DETERMINATION OF SOIL-WATER EVAPORATION AND TRANSPIRATION FROM ENERGY-BALANCE AND STEM-FLOW MEASUREMENTS
Additional Document Info
Frequent measurements of soil water evaporation (E) and transpiration (T) are needed to quantify energy and water balances of sparse crops. Field experiments were conducted in Lubbock, TX to examine the feasibility of partitioning evapotranspiration (ET) from a cotton crop (Gossypium hirsutum L.) during periods of partial cover. The Bowen ratio energy balance method and heat balance stem flow measurements were used to make near-instantaneous measurements of ET and T, respectively. Transpiration on a unit land area basis was determined by normalizing stem flow measurements by leaf area or plant density. Soil water evaporation was computed as the difference between ET and T. The accuracy of the method was evaluated by comparing calculated values of E with measured values obtained from soil microlysimeters.
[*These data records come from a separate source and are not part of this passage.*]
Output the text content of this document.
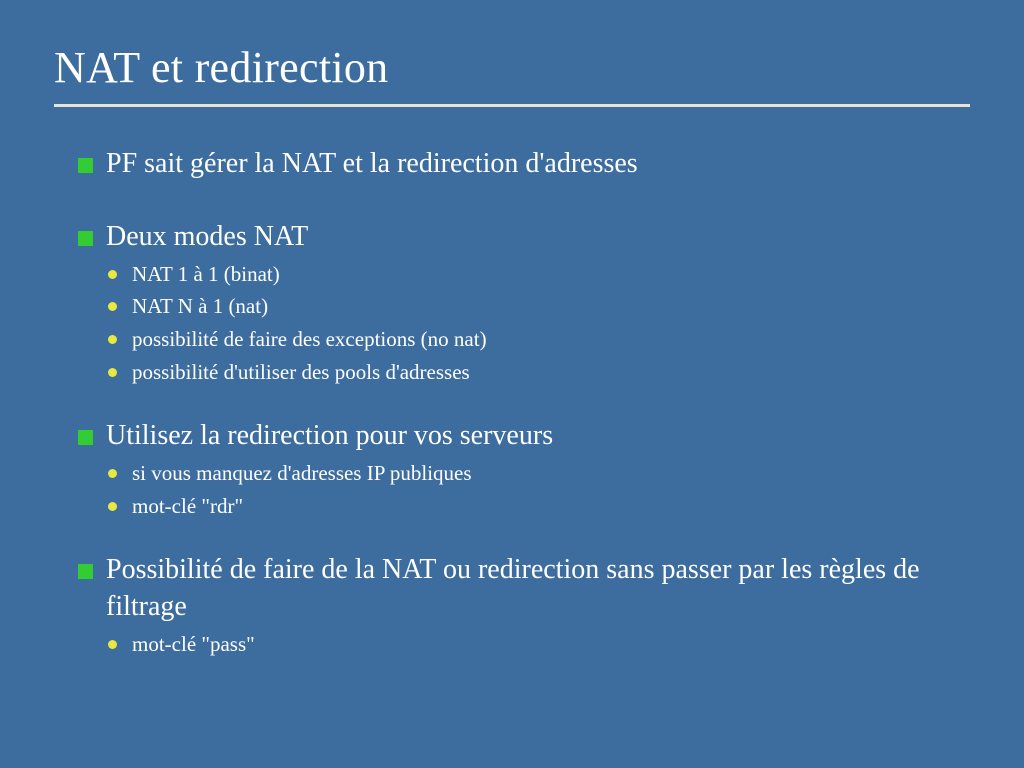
NAT et redirection
PF sait gérer la NAT et la redirection d'adresses
Deux modes NAT
NAT 1 à 1 (binat)
NAT N à 1 (nat)
possibilité de faire des exceptions (no nat)
possibilité d'utiliser des pools d'adresses
Utilisez la redirection pour vos serveurs
si vous manquez d'adresses IP publiques
mot-clé "rdr"
Possibilité de faire de la NAT ou redirection sans passer par les règles de filtrage
mot-clé "pass"
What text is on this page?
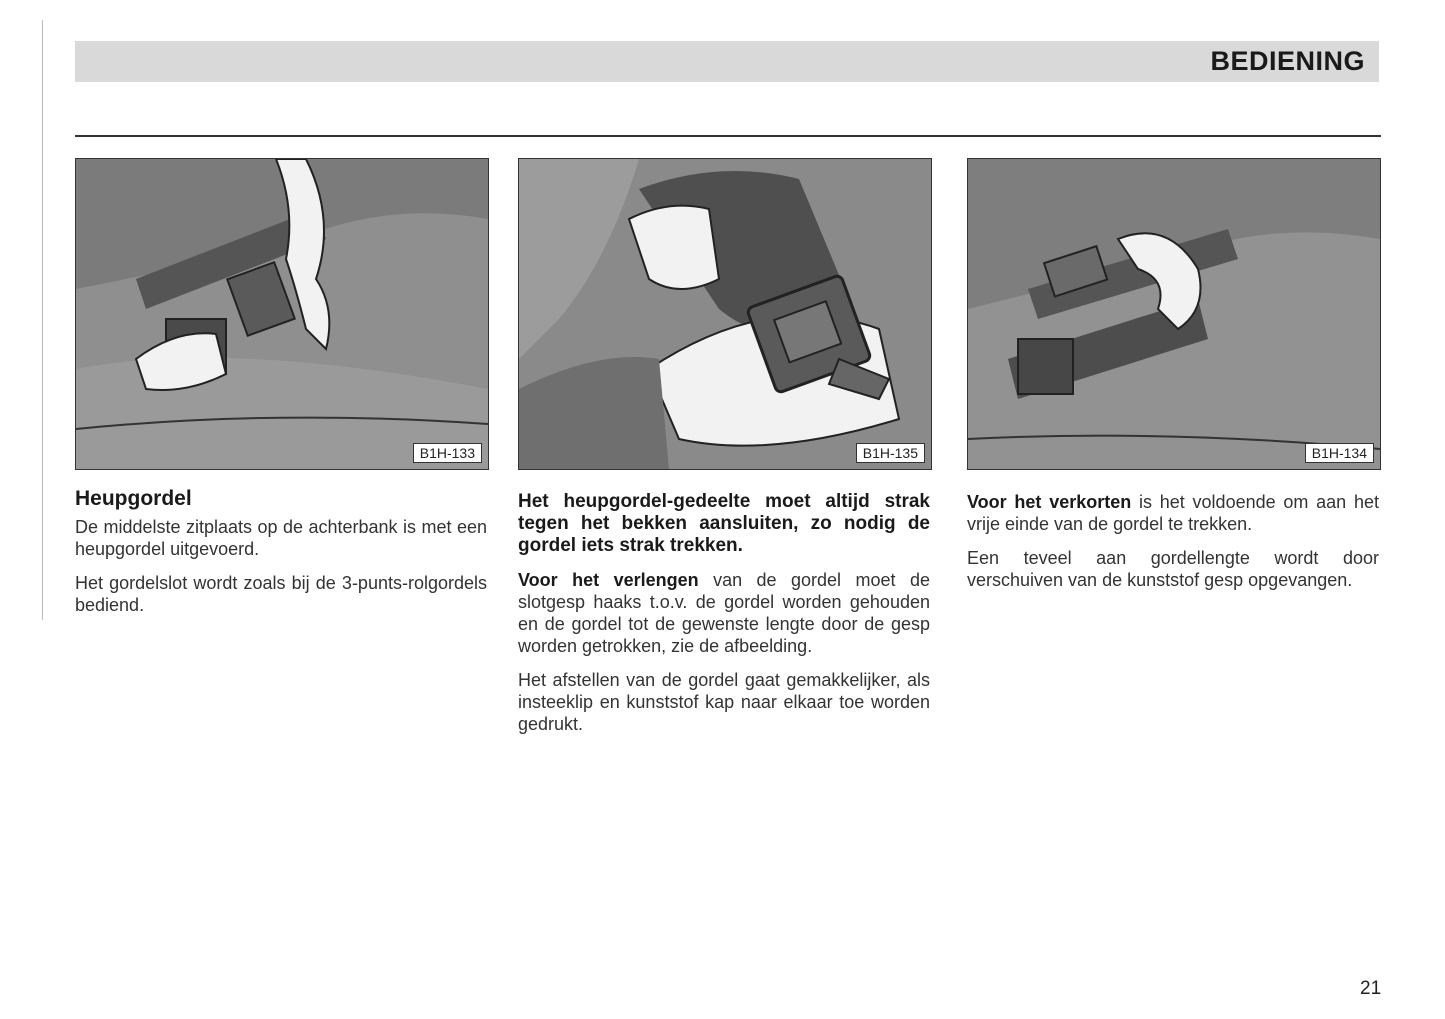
BEDIENING
B1H-133	B1H-135	B1H-134
Heupgordel

De middelste zitplaats op de achterbank is met een heupgordel uitgevoerd.

Het gordelslot wordt zoals bij de 3-punts-rolgordels bediend.

Het heupgordel-gedeelte moet altijd strak tegen het bekken aansluiten, zo nodig de gordel iets strak trekken.

Voor het verlengen van de gordel moet de slotgesp haaks t.o.v. de gordel worden gehouden en de gordel tot de gewenste lengte door de gesp worden getrokken, zie de afbeelding.

Het afstellen van de gordel gaat gemakkelijker, als insteeklip en kunststof kap naar elkaar toe worden gedrukt.

Voor het verkorten is het voldoende om aan het vrije einde van de gordel te trekken.

Een teveel aan gordellengte wordt door verschuiven van de kunststof gesp opgevangen.

21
Measurements over an 8-day period following an irrigation indicated that daily values of calculated E were within 0.5 mm of measured values in six out of seven comparisons when stem flow measurements were normalized on a leaf area basis. On average, daily calculated E was within 11% of measured values. Calculated and measured cumulative E agreed to within 0.6 mm at the end of the evaluation period. Computing T by normalizing stem flow on a plant density basis resulted in overestimates of T and underestimates of E. Error analysis indicates that the precision of the E estimate decreases rapidly as evaporation becomes a smaller fraction of ET, and is influenced equally by the resolution of the stem flow and leaf area measurements. This study demonstrates that high frequency, independent measurements of soil and canopy evaporation can be obtained by measurement of ET and stem flow. 1990.